I will say this: If the Church is the body of Christ (it is) and Hebrews 13:8 is true (it is) then the Church should be unchanged and never required a re-formation and that Church should exist today (it does).

I'm not so sure about that. The new testament constantly talks about the church as the bride of Christ, but, since it is full of humans, and taking another analogy, the vine, there are branches that need to be pruned.

THE church exists, and it is us, but most of the various denominations are abominations these days and, yet again, it starts to come down to the individual, as it seems to have always been.

I'm not particularly sold on there needing to be a large, contiguous, samey-same body of followers of Christ.

I love these conversations and I think it's reasonable to hold to what you've just said, especially living in the modern West.

I am certainly not blessed to engage in heavy apologetics... as tempting as it is, but allow me to leave some books that flesh these ideas out.
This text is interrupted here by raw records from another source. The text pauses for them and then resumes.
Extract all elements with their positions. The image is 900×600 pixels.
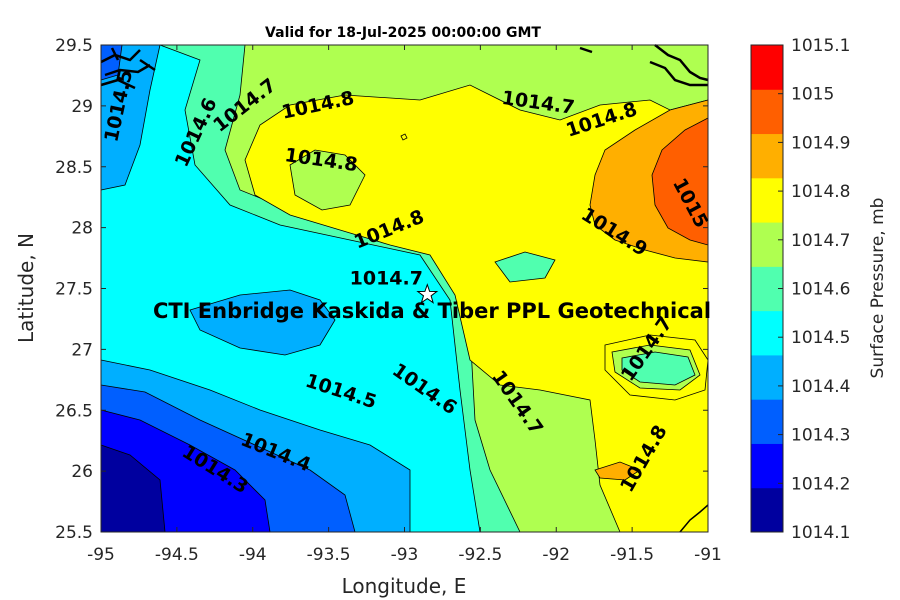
colorbar-tick-label: 1015 — [791, 85, 834, 105]
map-plot-area — [100, 44, 709, 533]
y-axis-ticks: 25.5 26 26.5 27 27.5 28 28.5 29 29.5 — [55, 36, 708, 543]
field-island-1014-4-center — [189, 289, 336, 356]
x-axis-ticks: -95 -94.5 -94 -93.5 -93 -92.5 -92 -91.5 -91 — [87, 45, 722, 565]
x-tick-label: -91.5 — [610, 545, 654, 565]
colorbar-tick-label: 1014.9 — [791, 133, 850, 153]
x-tick-label: -92.5 — [458, 545, 502, 565]
y-tick-label: 27 — [71, 340, 93, 360]
y-tick-label: 27.5 — [55, 280, 93, 300]
colorbar-tick-label: 1014.4 — [791, 377, 850, 397]
x-tick-label: -94 — [239, 545, 267, 565]
colorbar-swatch — [751, 177, 783, 223]
y-tick-label: 26.5 — [55, 401, 93, 421]
colorbar-tick-label: 1014.5 — [791, 328, 850, 348]
x-tick-label: -94.5 — [155, 545, 199, 565]
contour-label: 1014.7 — [350, 267, 423, 289]
y-tick-label: 29.5 — [55, 36, 93, 56]
colorbar-tick-label: 1014.1 — [791, 523, 850, 543]
colorbar-tick-label: 1014.3 — [791, 426, 850, 446]
colorbar-tick-label: 1014.8 — [791, 182, 850, 202]
x-tick-label: -92 — [542, 545, 570, 565]
site-marker — [416, 283, 439, 304]
colorbar-swatch — [751, 443, 783, 489]
coastline-northwest — [100, 47, 156, 90]
colorbar-swatch — [751, 45, 783, 90]
field-island-1014-7-north — [289, 149, 366, 211]
coastline-northeast — [579, 44, 709, 87]
x-axis-label: Longitude, E — [342, 574, 467, 598]
colorbar-tick-label: 1014.2 — [791, 474, 850, 494]
colorbar-swatch — [751, 399, 783, 444]
colorbar: 1014.1 1014.2 1014.3 1014.4 1014.5 1014.6 1014… — [750, 36, 850, 543]
colorbar-label: Surface Pressure, mb — [868, 198, 888, 379]
y-tick-label: 25.5 — [55, 523, 93, 543]
field-island-1014-6-east — [494, 251, 556, 283]
colorbar-swatch — [751, 266, 783, 312]
x-tick-label: -91 — [694, 545, 722, 565]
colorbar-swatch — [751, 354, 783, 400]
field-small-closed-contour — [400, 133, 408, 141]
y-tick-label: 26 — [71, 462, 93, 482]
y-tick-label: 28.5 — [55, 158, 93, 178]
colorbar-swatch — [751, 133, 783, 179]
colorbar-swatch — [751, 89, 783, 135]
colorbar-tick-label: 1014.7 — [791, 231, 850, 251]
plot-title: Valid for 18-Jul-2025 00:00:00 GMT — [265, 25, 541, 41]
star-icon — [416, 283, 439, 304]
y-tick-label: 28 — [71, 219, 93, 239]
field-island-1014-9-southeast — [594, 461, 641, 481]
site-annotation: CTI Enbridge Kaskida & Tiber PPL Geotech… — [153, 299, 711, 323]
field-island-1014-6-south — [621, 351, 696, 386]
colorbar-tick-label: 1015.1 — [791, 36, 850, 56]
y-axis-label: Latitude, N — [14, 233, 38, 343]
field-band-1015 — [651, 117, 709, 246]
colorbar-swatch — [751, 310, 783, 356]
x-tick-label: -95 — [87, 545, 115, 565]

They are pretty easy to get through.

I believe Elder Cleopa is soon to be glorified as a Saint if he hasn't already.

This is what makes me shake me head about the orthodox churches. As if humans can venerate other humans above and beyond others... 😮‍💨

I get it. A lot of the "saints" are pretty amazing people, but... So what?

Thank you for the list. I'll add them to my extremely long list of books that I'll likely never read... 😅

No. There is one orthodox church that I'm aware of in my area. And... I'm really not sure I should go since I'm really not comfortable with much of the, uh, service (is it a mass? 😅) theologically.

I'd recommend a Saturday night Vespers to start. It is a shorter prayer service compared to divine liturgy and a good way to make an introduction with your priest/ask questions.

Side note: My wife and I are new catechumens, she came from a non denominational/pentecostal church and I grew up as secular as it gets...so I do understand the uncomfortableness of it all.

It takes quite a lot of work to do that, and I very much respect that. Even if it's not something I'm willing to do.

Thank you for the recommendation. I may go just out of curiosity.